Each URL you add scrapes a single page. It does not automatically follow links or crawl your entire website. If you want your assistant to know about your services page, FAQ page, and pricing page, you need to add each URL separately. For example, to cover your main website content, you might add:
  • https://yourbusiness.com/services
  • https://yourbusiness.com/faq
  • https://yourbusiness.com/about
  • https://yourbusiness.com/pricing

Auto-Created Website Knowledge

When you first set up VozAgent and provide your business website, the platform automatically scrapes your site and creates a knowledge item. This item is marked with a System badge and cannot be deleted. System website items have a sync button (refresh icon) that lets you re-scrape the website to pull in the latest content. This is useful if you’ve recently updated your website. To re-scrape a system website item:
  1. Find the item in your Knowledge list (look for the System badge)
  2. Click the refresh icon button
  3. Wait for the scanning to complete
The button tooltip reads “Re-scrape website” for website-based system items.

Viewing Scraped Content

To see what content was extracted from a URL:
  1. Find the website item in your Knowledge list
  2. Click the eye icon (View content) button
A dialog opens showing the full extracted content. The dialog title reads “Website Training Resource” and shows the date the content was added.

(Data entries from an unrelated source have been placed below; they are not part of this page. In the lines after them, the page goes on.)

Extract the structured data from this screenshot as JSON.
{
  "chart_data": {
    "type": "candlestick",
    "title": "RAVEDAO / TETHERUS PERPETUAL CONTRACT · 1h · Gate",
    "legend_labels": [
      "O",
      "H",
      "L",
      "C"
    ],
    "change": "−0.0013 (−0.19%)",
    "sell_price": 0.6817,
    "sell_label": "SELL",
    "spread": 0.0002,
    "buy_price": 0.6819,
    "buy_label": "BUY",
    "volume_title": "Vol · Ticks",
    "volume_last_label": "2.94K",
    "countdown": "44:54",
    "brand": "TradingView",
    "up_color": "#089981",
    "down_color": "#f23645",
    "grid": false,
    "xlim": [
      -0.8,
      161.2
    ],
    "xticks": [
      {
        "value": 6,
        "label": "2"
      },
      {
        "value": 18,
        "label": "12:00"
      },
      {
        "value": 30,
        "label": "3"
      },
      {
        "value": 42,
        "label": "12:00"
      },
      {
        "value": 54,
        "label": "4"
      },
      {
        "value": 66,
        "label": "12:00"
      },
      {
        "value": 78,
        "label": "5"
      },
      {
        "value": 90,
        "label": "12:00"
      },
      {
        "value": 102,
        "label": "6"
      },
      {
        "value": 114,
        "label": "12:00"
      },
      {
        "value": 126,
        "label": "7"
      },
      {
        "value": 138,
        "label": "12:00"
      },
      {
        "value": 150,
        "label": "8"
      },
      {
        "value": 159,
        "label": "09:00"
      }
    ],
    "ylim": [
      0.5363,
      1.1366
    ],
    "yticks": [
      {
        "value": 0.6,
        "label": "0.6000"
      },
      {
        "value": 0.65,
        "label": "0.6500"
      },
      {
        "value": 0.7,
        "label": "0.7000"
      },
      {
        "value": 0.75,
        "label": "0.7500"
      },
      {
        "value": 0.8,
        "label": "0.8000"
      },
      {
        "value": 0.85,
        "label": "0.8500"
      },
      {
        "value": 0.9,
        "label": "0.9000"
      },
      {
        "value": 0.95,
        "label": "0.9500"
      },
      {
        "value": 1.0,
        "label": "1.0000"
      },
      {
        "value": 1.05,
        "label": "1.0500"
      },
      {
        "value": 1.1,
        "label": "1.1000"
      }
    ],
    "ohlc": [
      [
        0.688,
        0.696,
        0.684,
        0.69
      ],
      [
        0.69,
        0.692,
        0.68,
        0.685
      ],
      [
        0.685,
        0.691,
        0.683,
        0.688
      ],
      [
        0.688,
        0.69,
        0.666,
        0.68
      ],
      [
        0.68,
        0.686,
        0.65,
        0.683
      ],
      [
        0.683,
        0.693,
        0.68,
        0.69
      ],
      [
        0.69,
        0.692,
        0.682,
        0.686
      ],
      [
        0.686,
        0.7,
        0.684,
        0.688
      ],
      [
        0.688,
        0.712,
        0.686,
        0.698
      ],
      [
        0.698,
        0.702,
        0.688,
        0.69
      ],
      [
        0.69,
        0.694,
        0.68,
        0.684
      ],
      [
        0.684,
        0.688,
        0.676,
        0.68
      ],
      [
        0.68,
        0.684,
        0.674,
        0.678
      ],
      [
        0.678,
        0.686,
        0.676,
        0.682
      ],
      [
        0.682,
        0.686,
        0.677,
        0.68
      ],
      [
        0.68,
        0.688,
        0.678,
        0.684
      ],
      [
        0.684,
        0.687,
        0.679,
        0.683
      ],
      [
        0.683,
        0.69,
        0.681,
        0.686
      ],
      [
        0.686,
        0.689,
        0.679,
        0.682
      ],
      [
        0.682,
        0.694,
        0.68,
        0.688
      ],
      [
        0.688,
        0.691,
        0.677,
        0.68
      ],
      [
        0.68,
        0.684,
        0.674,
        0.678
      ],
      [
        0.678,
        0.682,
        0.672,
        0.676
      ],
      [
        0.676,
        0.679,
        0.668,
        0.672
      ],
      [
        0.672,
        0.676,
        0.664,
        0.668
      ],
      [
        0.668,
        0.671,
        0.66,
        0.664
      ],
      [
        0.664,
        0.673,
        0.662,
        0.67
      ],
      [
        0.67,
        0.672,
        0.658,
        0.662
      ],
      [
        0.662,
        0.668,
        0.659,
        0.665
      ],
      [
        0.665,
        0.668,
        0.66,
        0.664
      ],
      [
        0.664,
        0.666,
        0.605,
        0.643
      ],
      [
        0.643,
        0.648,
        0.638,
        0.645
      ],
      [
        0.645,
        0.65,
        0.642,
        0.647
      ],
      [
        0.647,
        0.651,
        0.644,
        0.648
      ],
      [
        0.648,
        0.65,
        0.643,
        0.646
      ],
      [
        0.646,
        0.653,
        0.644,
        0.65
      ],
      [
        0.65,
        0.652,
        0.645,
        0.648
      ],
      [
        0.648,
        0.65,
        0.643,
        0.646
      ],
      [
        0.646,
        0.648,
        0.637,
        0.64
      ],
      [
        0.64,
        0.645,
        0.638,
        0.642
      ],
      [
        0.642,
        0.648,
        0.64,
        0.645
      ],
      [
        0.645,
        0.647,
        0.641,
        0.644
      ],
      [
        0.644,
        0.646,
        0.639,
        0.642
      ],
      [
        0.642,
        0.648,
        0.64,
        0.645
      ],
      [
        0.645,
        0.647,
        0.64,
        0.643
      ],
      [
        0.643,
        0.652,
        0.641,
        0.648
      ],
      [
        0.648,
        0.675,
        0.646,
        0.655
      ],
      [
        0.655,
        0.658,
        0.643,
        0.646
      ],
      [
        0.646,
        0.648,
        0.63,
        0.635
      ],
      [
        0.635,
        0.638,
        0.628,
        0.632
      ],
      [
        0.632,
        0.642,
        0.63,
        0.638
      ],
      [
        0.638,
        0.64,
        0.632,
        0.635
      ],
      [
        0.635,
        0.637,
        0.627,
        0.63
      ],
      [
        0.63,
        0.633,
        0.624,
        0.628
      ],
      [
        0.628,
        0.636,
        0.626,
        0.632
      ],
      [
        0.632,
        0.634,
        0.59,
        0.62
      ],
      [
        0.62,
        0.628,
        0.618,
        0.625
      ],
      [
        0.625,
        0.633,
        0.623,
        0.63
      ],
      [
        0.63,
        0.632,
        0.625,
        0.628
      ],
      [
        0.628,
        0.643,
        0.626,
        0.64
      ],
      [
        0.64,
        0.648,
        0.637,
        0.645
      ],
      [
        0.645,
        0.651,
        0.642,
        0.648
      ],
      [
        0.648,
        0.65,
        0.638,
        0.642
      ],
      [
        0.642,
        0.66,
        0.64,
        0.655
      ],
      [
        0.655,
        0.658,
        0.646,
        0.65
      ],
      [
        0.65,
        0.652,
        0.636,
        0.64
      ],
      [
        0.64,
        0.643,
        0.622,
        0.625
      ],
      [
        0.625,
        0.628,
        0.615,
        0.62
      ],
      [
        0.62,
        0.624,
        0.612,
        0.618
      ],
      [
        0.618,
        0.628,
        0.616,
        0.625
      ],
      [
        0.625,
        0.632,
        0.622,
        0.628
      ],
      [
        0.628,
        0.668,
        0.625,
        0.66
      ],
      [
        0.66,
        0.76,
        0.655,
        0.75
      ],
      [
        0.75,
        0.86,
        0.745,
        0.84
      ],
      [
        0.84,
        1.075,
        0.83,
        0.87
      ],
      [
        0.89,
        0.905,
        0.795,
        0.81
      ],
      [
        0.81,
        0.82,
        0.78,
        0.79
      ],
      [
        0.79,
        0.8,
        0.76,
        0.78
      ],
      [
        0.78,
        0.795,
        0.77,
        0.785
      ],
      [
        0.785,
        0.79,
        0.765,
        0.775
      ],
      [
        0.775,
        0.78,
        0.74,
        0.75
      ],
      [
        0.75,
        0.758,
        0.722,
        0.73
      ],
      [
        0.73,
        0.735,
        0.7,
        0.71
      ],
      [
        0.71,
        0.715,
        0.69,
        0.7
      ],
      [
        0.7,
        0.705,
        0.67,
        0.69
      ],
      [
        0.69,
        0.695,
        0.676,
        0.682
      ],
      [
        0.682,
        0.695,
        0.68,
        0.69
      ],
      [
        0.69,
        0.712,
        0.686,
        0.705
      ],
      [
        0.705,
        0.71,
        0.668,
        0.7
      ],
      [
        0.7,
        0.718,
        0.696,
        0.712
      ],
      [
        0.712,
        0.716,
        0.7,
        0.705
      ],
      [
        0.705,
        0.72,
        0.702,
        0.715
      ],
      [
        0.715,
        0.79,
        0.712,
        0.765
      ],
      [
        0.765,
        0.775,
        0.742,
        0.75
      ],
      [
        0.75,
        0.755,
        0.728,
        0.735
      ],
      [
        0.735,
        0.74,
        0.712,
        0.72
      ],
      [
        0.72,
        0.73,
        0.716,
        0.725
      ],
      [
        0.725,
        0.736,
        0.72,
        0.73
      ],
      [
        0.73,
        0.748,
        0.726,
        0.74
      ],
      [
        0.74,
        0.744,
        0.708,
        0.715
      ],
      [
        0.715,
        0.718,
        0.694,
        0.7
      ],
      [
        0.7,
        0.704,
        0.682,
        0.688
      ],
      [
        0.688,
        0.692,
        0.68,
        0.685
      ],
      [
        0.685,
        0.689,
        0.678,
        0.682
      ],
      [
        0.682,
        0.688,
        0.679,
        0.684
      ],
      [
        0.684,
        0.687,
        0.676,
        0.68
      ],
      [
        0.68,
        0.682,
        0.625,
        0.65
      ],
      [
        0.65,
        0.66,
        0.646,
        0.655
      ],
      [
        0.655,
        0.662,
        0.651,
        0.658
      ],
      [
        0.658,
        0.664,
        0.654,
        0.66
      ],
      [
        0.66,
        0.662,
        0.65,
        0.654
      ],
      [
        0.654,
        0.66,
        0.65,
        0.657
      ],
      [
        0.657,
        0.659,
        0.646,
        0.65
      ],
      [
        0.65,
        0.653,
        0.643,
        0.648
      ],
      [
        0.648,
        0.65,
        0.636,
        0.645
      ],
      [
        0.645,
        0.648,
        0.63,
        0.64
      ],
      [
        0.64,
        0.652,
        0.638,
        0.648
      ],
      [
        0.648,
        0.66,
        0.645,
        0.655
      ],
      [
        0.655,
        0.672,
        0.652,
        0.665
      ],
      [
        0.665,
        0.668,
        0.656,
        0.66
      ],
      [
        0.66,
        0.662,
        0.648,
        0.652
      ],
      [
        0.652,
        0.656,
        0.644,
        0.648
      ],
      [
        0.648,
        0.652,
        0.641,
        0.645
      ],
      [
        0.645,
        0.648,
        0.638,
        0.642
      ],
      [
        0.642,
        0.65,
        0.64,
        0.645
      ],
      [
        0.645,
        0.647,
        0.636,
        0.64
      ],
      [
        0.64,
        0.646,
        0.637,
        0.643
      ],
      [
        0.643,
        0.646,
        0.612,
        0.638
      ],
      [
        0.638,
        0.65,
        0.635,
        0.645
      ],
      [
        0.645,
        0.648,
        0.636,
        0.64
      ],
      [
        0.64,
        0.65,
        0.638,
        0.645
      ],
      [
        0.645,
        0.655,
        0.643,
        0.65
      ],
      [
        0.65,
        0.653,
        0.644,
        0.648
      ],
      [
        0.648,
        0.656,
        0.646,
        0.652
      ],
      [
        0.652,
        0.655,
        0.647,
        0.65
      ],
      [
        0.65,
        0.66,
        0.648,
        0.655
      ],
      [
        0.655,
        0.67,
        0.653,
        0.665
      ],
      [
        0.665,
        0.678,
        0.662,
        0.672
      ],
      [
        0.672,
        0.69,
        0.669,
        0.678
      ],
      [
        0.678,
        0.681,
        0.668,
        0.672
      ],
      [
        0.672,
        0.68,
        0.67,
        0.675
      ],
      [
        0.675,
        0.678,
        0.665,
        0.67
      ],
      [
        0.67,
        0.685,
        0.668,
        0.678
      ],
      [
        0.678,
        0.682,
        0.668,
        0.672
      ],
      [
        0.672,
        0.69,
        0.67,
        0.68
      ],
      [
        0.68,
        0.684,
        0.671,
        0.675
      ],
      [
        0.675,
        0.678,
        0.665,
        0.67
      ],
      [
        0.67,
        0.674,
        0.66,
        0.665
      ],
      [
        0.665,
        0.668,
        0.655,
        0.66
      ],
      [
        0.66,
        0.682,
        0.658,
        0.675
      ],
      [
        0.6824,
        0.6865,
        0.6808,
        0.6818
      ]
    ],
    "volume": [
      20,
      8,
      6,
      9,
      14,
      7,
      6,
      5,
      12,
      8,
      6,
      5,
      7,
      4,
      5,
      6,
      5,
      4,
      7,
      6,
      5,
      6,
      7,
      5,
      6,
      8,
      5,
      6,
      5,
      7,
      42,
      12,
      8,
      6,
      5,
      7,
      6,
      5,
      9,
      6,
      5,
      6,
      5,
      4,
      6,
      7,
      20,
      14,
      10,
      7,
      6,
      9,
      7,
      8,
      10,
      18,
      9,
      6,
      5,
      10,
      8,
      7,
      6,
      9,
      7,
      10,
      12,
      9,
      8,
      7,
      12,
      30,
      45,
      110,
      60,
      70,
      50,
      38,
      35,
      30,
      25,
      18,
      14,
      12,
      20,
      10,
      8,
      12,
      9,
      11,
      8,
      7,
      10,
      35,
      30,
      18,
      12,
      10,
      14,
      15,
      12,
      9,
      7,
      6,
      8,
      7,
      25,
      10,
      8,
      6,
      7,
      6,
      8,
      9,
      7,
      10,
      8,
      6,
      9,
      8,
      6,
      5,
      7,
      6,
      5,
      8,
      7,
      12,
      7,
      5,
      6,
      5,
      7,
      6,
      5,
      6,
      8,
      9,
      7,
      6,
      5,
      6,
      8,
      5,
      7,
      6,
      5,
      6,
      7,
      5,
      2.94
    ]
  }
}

The scraped content is rendered as formatted text, so headings, paragraphs, and lists from your website are preserved.

Processing Status

After adding a URL, the item goes through a brief processing period:
StatusWhat it means
ScanningThe page is being fetched and processed. This usually takes a few seconds to a minute.
(No status badge)Processing is complete. The content is ready and searchable by your assistant.
ErrorSomething went wrong. The page may be inaccessible, blocked, or contain no extractable text.
If an item shows an error, you’ll see a brief error message explaining what went wrong. You can try adding the URL again or use a different page.

Important Notes

  • URLs must start with http:// or https:// — the system validates the URL format
  • The content is a snapshot — if your website changes, you’ll need to re-scrape system items or delete and re-add user-created items to pull in the updated content
  • Password-protected pages won’t work — the scraper needs public access to the page
  • Website items cannot be edited after creation — you can view or delete them, but you cannot modify the scraped content directly. To update, delete the item and add the URL again.